Le gouvernement annonce un durcissement de l’article 319 du code pénal sur les actes contre-nature
Le Conseil des ministres a adopté ce mercredi un projet de loi modifiant l’article 319 du Code pénal, relatif aux « actes contre nature ». Cette réforme précise la définition des infractions, durcit les peines et intègre l’apologie ainsi que le financement de ces actes dans le champ des sanctions. Elle survient dans un contexte marqué par plusieurs affaires judiciaires très médiatisées, qui ont fortement mobilisé l’opinion publique.
Ces dernières semaines, les forces de sécurité sénégalaises ont procédé à une série d’interpellations révélant la complexité des infractions visées par la réforme.
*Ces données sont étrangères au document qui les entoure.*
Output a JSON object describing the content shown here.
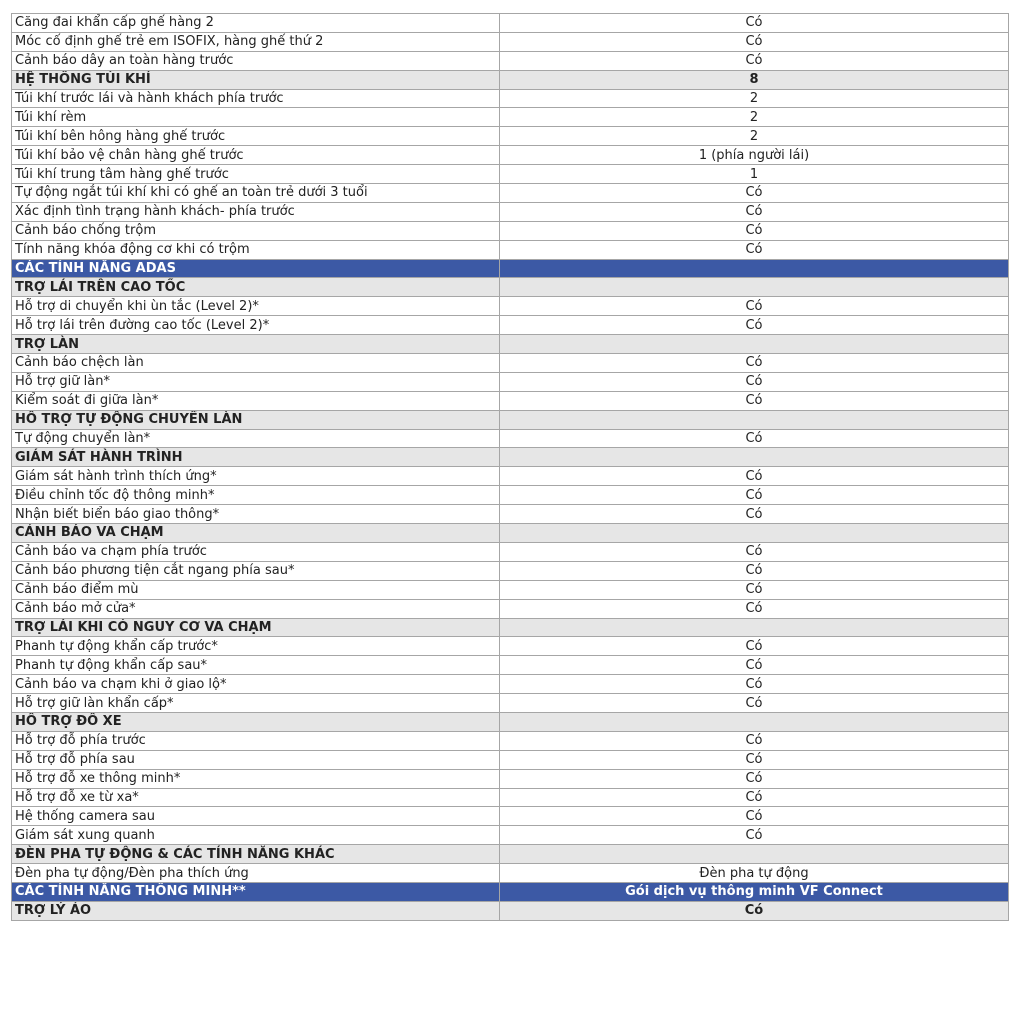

Le samedi 14 février 2026, la Brigade de Recherches de Keur Massar a extrait de la Maison d’Arrêt et de Correction de Rebeuss un individu déjà en détention, afin de mener des investigations approfondies. Les enquêtes ont permis d’établir sa participation à des relations sexuelles non protégées avec plusieurs partenaires depuis 2021, et un médecin-chef a confirmé sa séropositivité. Dans la continuité de l’enquête, trois autres personnes ont été interpellées, poursuivies pour association de malfaiteurs, transmission volontaire du VIH, mise en danger de la vie d’autrui et complicité d’offre ou de cession de drogue. Ces affaires ont mis en lumière la nécessité de clarifier et de renforcer le cadre légal existant.
Dans un registre encore plus grave, le vendredi 6 février 2026, la DIC a démantelé un réseau transnational de pédocriminalité structuré depuis 2017. Quatorze individus sénégalais ont été conduits au parquet du Tribunal de grande instance hors classe de Dakar. Ce réseau, orchestré par un ressortissant français de 72 ans, Pierre Robert, arrêté en avril 2025 à Beauvais, se spécialisait dans la « formation au sexe » pour de jeunes garçons transformés en objets sexuels par des adultes séropositifs, avec des actes filmés et transmis au commanditaire en échange d’argent. Les perquisitions ont permis de saisir des objets et des documents, y compris des preuves médicales attestant du statut sérologique des complices. Ces opérations ont été réalisées dans le cadre d’une coopération judiciaire franco-sénégalaise, avec la participation de juges, greffiers et officiers français dépêchés à Dakar.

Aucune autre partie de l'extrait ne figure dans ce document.